Anwar Usman Tidak Disanksi PTDH, Pelapor Kecewa dengan Putusan MKMK

Anwar Usman Tidak Disanksi PTDH, Pelapor Kecewa dengan Putusan MKMK - advokat ip - www.indopos.co.id

Para advokat yang tergabung dalam Perekat Nusantara dan TPDI di sela-sela mengikuti sidang putusan Majelis Kehomartan Mahkamah Konstitusi (MKMK) terkait perkara dugaan pelanggaran etik dan perilaku hakim konstitusi, Selasa (7/11/2023). Foto: Istimewa

INDOPOS.CO.ID – Salah satu pelapor kasus dugaan pelanggaran etik dan perilaku hakim Mahkamah Konstitusi (MK) dalam hal ini Pergerakan Advokat (Perekat) Nusantara dan Tim Pembela Demokrasi Indonesia (TPDI) mengaku kecewa dengan putusan Majelis Kehormatan Mahkamah Konstitusi (MKMK).

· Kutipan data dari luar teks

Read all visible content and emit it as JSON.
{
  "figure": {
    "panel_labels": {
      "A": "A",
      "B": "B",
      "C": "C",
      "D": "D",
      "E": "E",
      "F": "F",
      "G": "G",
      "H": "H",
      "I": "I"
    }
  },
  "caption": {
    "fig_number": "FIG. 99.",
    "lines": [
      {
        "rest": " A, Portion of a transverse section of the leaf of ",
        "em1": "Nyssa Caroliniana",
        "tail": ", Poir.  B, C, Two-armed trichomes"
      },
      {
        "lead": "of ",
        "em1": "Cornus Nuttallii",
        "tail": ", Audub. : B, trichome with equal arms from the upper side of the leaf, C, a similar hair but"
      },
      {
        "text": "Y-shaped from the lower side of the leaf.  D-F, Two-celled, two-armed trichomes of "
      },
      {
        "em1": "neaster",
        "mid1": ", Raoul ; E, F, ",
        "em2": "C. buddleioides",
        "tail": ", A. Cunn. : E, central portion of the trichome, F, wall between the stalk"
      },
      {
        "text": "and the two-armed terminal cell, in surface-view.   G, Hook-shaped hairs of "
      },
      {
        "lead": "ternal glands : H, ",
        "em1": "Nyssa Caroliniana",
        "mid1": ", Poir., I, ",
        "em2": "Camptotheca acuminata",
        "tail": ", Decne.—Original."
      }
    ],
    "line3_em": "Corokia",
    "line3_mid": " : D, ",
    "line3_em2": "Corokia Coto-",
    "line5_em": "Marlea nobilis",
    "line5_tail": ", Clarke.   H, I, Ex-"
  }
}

Perekat Nusantara dan TPDI menegaskan, dari 5 butir amar putusan MKMK, sangat tidak menyentuh esensi persoalan dan sama sekali tidak menjawab ekspektasi publik, bahkan rasa keadilan publik dipandang dari aspek yuridis, filosofis, etik dan moral.

“Alasannya karena MKMK tegas menyatakan hakim terlapor (Ketua MK Anwar Usman) terbukti melakukan pelanggaran berat, akan tetapi MKMK tidak berani menjatuhkan sanksi berupa pemberhentian tidak dengan hormat (PTDH) sesuai ketentuan pasal 47 Peraturan MK Nomor 1 Tahun 2023 tentang Majelis Kehormatan Mahkamah Konstitusi,” tegas Koordinator Perekat Nusantara dan TPDI Petrus Selestinus melalui keterangan tertulis yang diterima indopos.co.id, Rabu (8/11/2023).

Menurut Petrus, putusan MKMK terlihat aroma kompromi, aroma intervensi kekuasaan untuk menyelamatkan muka hakim terlapor. Padahal, MKMK seharusnya mengedepankan upaya menyelamatkan muka MK, menyelamatkan marwah dan keluhuran martabat MK ketimbang muka hakim terlapor yang sudah terbukti melakukan pelanggaran berat.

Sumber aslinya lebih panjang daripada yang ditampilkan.